Add the following code to your app.js
file.
const listItems = $("li"); console.log(listItems.length); // 2 listItems.each(function (idx, el) { console.log($(el).text()); }); //Mango // Apple
's code above will record 2
, which is the length of the list item. After executing the code, the text Mango
and will be displayed on the terminal. Apple``app.js
Cheerio provides a way to append or append elements to markup.
The append
method will append the element passed as parameter after the last child element of the selected element. On the other hand, prepend
will add the passed element before the first child of the selected element.
Add the following code to your app.js
file:
const ul = $("ul"); ul.append("<li>Banana</li>"); ul.prepend("<li>Pineapple</li>"); console.log(pretty($.html()));
After adding and adding elements to the markup, this is what I see when I log into $.html()
terminal:
These are the basics of Cheerio to get you started with web scraping. To scrape the data from Wikipedia we described at the beginning of this article, copy and paste the following code into the app.js
file:
// Loading the dependencies. We don't need pretty // because we shall not log html to the terminal const axios = require("axios"); const cheerio = require("cheerio"); const fs = require("fs"); // URL of the page we want to scrape const url = "https://en.wikipedia.org/wiki/ISO_3166-1_alpha-3"; // Async function which scrapes the data async function scrapeData() { try { // Fetch HTML of the page we want to scrape const { data } = await axios.get(url); // Load HTML we fetched in the previous line const $ = cheerio.load(data); // Select all the list items in plainlist class const listItems = $(".plainlist ul li"); // Stores data for all countries const countries = []; // Use .each method to loop through the li we selected listItems.each((idx, el) => { // Object holding data for each country/jurisdiction const country = { name: "", iso3: "" }; // Select the text content of a and span elements // Store the textcontent in the above object country.name = $(el).children("a").text(); country.iso3 = $(el).children("span").text(); // Populate countries array with country data countries.push(country); }); // Logs countries array to the console console.dir(countries); // Write countries array in countries.json file fs.writeFile("coutries.json", JSON.stringify(countries, null, 2), (err) => { if (err) { console.error(err); return; } console.log("Successfully written data to file"); }); } catch (err) { console.error(err); } } //Invoke the above function scrapeData();
By reading the code, do you understand what is happening? If not, I'll go into detail now. I've also commented each line of code to help you understand.
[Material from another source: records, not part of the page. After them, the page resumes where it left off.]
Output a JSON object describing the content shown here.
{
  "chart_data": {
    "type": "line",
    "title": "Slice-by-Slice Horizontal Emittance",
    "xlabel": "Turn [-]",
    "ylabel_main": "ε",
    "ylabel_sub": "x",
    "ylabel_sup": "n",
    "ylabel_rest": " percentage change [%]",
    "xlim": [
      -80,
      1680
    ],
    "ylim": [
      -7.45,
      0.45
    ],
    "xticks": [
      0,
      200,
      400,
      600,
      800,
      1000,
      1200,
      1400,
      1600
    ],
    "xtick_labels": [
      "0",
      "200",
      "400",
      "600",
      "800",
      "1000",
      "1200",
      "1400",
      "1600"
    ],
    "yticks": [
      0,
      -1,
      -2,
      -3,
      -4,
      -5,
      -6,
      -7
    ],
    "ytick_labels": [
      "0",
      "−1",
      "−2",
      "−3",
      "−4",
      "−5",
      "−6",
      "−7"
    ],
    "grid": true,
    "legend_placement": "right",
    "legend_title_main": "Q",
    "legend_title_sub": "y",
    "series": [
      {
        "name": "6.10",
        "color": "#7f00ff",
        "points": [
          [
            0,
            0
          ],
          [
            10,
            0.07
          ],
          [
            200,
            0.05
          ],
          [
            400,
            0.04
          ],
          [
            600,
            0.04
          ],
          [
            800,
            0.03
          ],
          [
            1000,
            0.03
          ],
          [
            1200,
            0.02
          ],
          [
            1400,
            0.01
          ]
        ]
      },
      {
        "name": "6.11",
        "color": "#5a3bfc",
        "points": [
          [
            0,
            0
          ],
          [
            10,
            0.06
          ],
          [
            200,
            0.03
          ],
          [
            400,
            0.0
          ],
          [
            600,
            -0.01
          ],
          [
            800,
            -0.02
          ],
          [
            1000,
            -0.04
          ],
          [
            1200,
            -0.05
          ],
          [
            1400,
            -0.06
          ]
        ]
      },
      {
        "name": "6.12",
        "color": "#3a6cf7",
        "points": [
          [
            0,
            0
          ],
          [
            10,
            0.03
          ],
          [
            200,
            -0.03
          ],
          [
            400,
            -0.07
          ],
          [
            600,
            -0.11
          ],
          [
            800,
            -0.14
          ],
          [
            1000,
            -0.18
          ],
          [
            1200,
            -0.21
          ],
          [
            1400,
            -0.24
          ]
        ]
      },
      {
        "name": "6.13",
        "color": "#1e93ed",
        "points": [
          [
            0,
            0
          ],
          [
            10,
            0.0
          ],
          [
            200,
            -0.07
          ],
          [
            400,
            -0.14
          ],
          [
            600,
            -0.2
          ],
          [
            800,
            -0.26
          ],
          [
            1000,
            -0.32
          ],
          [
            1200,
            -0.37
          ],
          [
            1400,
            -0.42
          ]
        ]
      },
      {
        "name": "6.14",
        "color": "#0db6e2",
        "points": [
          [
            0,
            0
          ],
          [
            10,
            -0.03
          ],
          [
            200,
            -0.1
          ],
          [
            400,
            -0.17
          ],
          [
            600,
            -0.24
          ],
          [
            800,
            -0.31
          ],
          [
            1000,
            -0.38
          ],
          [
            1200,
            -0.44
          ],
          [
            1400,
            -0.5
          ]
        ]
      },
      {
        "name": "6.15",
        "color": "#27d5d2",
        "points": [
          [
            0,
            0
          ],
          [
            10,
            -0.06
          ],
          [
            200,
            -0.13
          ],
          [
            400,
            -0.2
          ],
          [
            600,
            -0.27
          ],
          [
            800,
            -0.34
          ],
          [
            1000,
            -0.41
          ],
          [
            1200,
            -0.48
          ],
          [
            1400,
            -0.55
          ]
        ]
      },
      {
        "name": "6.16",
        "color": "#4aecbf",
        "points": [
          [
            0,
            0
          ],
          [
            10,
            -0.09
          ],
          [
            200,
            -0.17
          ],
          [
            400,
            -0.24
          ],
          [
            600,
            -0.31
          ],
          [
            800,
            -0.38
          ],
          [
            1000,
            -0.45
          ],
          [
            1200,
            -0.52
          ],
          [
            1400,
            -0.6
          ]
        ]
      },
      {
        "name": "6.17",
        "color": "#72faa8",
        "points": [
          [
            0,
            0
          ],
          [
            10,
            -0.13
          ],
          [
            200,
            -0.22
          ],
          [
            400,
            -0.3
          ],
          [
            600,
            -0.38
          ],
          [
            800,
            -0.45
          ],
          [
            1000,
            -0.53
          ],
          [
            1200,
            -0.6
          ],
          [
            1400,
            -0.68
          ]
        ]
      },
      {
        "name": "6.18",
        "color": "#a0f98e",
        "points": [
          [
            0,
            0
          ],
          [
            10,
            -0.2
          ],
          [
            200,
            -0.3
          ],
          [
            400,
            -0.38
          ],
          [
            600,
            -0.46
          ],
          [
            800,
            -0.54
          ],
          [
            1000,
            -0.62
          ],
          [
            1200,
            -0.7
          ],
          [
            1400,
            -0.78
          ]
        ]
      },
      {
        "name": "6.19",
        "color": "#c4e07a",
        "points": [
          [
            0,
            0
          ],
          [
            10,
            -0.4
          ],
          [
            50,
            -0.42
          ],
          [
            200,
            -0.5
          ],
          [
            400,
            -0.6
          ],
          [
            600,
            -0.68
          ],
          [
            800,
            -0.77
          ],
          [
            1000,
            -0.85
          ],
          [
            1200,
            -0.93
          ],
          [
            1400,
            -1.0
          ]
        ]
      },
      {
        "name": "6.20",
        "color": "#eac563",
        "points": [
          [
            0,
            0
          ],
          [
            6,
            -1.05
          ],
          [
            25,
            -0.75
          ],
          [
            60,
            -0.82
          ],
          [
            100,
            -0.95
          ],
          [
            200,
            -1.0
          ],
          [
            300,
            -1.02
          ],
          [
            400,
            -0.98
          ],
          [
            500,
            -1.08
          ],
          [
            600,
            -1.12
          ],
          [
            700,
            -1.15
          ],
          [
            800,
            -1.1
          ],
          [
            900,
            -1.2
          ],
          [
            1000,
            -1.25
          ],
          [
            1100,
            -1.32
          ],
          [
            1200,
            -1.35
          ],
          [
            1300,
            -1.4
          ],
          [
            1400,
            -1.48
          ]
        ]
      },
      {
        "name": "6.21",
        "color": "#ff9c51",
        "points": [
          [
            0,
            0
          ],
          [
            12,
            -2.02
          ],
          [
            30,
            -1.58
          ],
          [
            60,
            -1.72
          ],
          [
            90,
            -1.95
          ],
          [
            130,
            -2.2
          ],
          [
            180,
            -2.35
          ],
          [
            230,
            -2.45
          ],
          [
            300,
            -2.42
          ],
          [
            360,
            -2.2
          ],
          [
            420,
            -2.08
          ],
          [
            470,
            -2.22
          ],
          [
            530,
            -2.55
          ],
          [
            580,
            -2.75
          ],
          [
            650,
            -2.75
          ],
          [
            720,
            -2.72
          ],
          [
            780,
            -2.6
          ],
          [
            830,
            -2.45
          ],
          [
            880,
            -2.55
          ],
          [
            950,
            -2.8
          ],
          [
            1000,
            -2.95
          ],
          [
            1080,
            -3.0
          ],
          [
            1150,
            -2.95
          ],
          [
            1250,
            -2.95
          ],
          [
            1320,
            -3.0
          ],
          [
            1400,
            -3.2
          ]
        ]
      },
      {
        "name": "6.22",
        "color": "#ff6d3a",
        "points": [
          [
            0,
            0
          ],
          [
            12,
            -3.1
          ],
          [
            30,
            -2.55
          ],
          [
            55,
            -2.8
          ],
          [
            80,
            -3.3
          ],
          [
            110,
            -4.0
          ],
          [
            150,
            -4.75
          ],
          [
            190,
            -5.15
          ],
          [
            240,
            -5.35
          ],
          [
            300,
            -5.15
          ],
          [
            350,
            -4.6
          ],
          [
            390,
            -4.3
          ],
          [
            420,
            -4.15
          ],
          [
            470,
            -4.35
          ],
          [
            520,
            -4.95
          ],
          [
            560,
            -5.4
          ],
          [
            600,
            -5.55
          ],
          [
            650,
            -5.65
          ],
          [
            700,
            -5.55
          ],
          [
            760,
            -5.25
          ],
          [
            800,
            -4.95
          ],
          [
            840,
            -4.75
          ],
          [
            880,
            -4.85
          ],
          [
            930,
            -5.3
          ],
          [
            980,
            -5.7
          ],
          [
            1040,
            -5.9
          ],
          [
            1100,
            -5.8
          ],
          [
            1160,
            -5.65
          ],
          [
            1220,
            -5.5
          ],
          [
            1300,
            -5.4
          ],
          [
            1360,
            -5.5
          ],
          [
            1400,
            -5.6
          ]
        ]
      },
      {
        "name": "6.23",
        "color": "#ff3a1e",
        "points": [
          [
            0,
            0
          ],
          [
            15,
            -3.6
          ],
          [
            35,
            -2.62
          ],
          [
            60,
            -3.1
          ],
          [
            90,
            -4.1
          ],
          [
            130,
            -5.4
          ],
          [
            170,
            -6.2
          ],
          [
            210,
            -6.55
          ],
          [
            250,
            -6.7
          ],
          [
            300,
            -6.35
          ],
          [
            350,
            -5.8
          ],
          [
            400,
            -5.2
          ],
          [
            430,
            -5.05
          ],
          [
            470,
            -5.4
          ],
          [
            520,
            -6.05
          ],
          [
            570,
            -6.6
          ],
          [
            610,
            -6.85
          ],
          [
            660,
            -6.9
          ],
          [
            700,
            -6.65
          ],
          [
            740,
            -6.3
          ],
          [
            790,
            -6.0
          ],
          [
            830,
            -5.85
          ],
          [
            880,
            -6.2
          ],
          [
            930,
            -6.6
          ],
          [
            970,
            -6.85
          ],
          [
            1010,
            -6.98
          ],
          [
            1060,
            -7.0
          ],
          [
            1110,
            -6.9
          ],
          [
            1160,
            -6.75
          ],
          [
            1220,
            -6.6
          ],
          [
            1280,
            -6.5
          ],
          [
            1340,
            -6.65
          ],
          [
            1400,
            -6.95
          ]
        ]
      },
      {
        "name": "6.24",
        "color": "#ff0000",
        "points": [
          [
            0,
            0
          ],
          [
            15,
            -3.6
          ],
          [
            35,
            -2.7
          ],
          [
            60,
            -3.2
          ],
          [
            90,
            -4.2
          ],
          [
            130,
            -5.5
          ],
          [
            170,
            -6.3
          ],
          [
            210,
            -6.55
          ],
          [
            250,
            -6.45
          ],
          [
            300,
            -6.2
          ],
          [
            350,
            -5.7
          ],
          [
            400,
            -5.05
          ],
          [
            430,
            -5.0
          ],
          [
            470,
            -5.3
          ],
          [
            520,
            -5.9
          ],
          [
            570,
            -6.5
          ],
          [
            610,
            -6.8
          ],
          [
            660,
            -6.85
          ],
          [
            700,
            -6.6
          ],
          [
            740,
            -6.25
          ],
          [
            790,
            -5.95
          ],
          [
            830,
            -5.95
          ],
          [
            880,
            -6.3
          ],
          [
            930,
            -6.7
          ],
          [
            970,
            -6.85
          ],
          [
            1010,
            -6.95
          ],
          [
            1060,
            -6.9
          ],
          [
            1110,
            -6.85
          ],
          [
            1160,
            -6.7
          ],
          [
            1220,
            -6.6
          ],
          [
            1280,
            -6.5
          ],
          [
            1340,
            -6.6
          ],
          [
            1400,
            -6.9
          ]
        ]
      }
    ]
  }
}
In the above code, we need all the dependencies at the top of the file app.js
and then we declare the scrapeData
function. Inside the function, the fetched HTML of the page we need to scrape is then loaded into cheerio
using axios
.
The list of countries and their corresponding iso3
codes is nested in a div
element with the class plainlist
. The li
elements are selected and we then loop through them using the .each
method. Data for each country is scraped and stored in an array.
After running the above code using the node app.js
command, the captured data is written to the countries.json
file and printed on the terminal. This is part of what I see on the terminal:
Thank you for reading this article! We've already covered using cheerio
. If you want to go deeper and fully understand how it works, you can head to the Cheerio documentation.